Aber wie schon gesagt, es geht nicht um ein Entweder-oder. Niemand muss auf den kooperativen Weg verzichten, nur weil es im Alltag auch ein funktionales „Stopp“ braucht. Und umgekehrt: Ein blind befolgtes Sitz ist kein Beweis für ein tragfähiges Miteinander. Für Neo bedeutet Freilauf nicht Belohnung für „richtiges“ Verhalten, sondern ein gemeinsamer Aushandlungsraum mit Schutzbedürfnissen beiderseits.

Ja, er darf nicht überall sofort frei laufen. Aber das liegt nicht an einem fehlenden Kommandoarsenal, sondern daran, dass ich erkennen muss, was er gerade braucht, um verlässlich und ansprechbar zu bleiben. Manchmal braucht es ein Signal von mir. Oft aber sind es Hinweise von ihm, die ich lesen lernen musste. So wächst Vertrauen und seine Fähigkeit, Dinge ohne mein Eingreifen zu regulieren. Freilaufsequenzen erhalten eine andere Qualität und Bedeutung - sie sind kein „Muss“ sondern ein „an dieser Stelle sind wir soweit“ - an anderen eben (noch) nicht.

Natürlich brauchen wir etwas, worauf wir uns verlassen können – aber das kann genauso eine eingespielte Handbewegung sein wie ein lautes „Ey!“ oder eben ein „Stopp“. Die Frage ist nur: Wie ist das entstanden? Aus Beziehung? Oder aus Drill?
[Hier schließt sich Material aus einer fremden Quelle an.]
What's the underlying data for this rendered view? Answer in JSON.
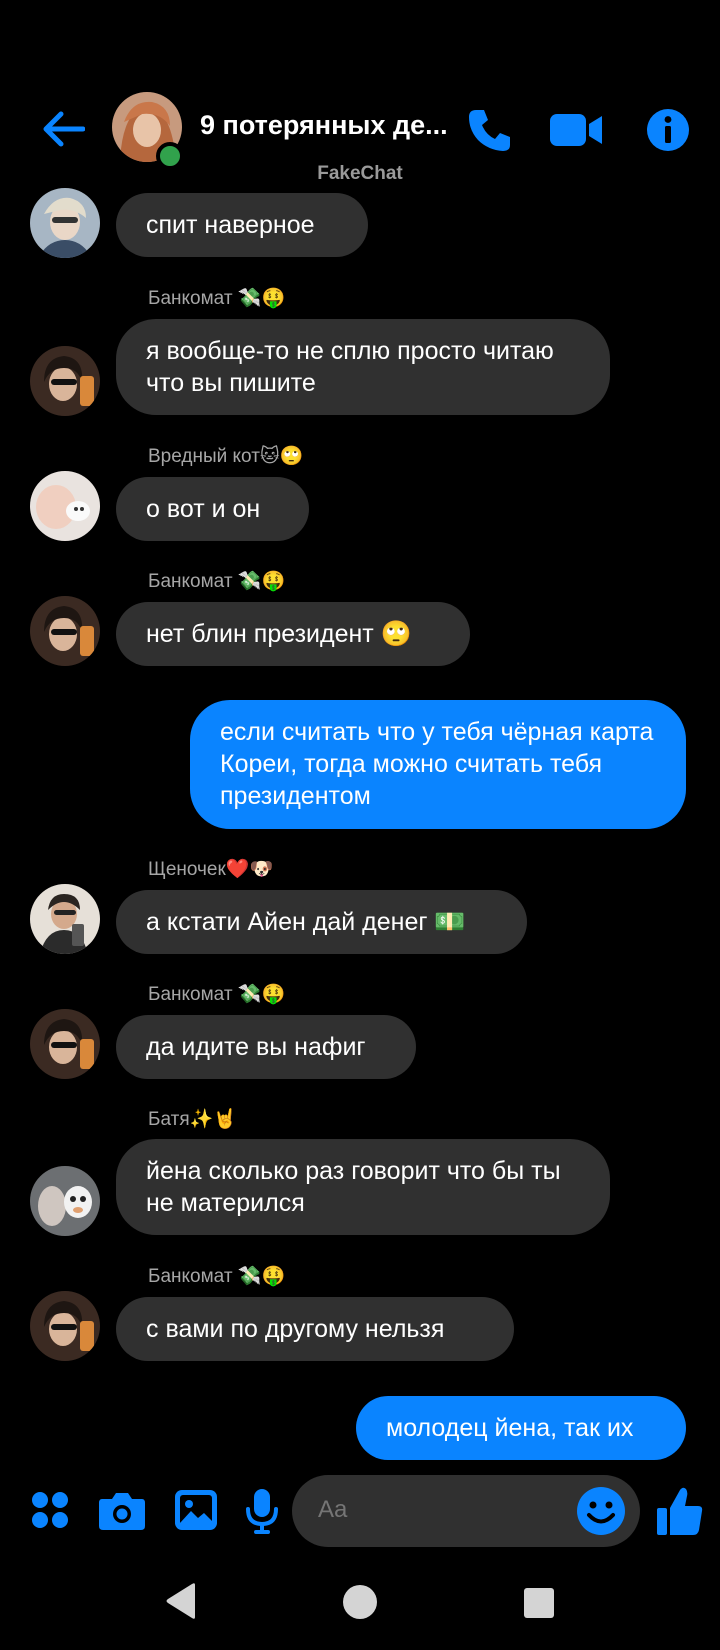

Für mich heißt das nicht, dass es keine Signale mehr gibt, aber, jedes Signal steht auf dem Prüfstand. Ich will Neo nicht kontrollieren. Ich will ihn begleiten. Und wenn ich ihn in eine sichere Situation bringe, die er selbst tragen kann, dann darf er frei sein. Nicht erst in zwei, drei oder fünf Jahren, aber immer dann, wenn es wirklich passt.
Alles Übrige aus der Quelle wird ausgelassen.